刑事訴追の恐れがあるとの理由で証言拒否を繰り返す一方で、安倍晋三首相夫妻や官邸の指示は全くなかったと断言する──。その様子は1年前、理財局長時代の国会答弁のデジャヴ(既視感)のようだった。
学校法人森友学園への国有地売却に絡む文書改竄(かいざん)の責任者として、約5千万円の退職金とともに国税庁長官を辞任した佐川宣寿(のぶひさ)氏(60)。衆参両院での証人喚問では、何も解明されなかった。涙目で泥舟をこぐ佐川氏は寄りかかる大樹を探しているだけで、その視線の先に国民は映っていない。茶番はいつまで続くのか。
証人喚問翌日の3月28日には2018年度予算が参院本会議で成立した。こう安堵(あんど)する政府関係者もいた。
「予算が通ってしばらく凪(なぎ)になる。佐川氏が全部背負ってくれたお陰で麻生太郎財務相延命の目も出てきた。ただし危機感はあるので4月に局面打開策として内閣改造の可能性はある」
野党6党は安倍昭恵首相夫人や経済産業省から夫人付政府職員として派遣されていた谷査恵子氏の証人喚問を今後も求める方針を確認し、衆参予算委員会の集中審議の開催も求めているが、与党はいずれにも応じない姿勢。4月中旬には安倍首相が訪米してトランプ大統領と会談、5月には日中韓首脳会談と訪ロしてのプーチン大統領との会談と、外交日程が続く。
しかし、そもそも改竄前の文書が広く周知されたら、首相夫妻や官邸が売却に関与していたことを印象づける可能性が濃厚だったからこそ、エリート官僚が刑事罰に問われかねない文書改竄に手を染めたのではないか。市井の隅々まで浸透しているこの疑念は佐川氏の喚問でしぼむどころか、針先が触れたら破裂寸前にまで膨張してしまった。
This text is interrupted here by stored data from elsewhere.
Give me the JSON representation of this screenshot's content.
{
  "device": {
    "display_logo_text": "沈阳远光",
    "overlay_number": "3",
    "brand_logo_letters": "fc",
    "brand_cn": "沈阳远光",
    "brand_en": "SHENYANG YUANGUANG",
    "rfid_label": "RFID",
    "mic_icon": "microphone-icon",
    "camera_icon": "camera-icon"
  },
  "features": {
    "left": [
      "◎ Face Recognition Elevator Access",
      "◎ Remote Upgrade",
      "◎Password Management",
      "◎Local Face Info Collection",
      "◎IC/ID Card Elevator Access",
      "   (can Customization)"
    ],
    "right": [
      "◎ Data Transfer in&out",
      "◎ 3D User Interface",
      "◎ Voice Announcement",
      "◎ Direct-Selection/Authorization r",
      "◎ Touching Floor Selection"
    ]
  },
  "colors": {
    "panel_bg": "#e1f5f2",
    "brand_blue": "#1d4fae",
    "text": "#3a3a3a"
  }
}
佐川氏は法外に安い売却で国に最大約8億円相当の損害を与えた背任に絡む証拠隠滅容疑で告発され、捜査を進める大阪地検特捜部は近く佐川氏を事情聴取するとみられている。だが、年度末の官公庁の異動の混乱を避けるため、4月中旬まで後ろ倒しになりそうだ。そしてそもそも、特捜部と国税庁との密接な関係性を危惧する声もある。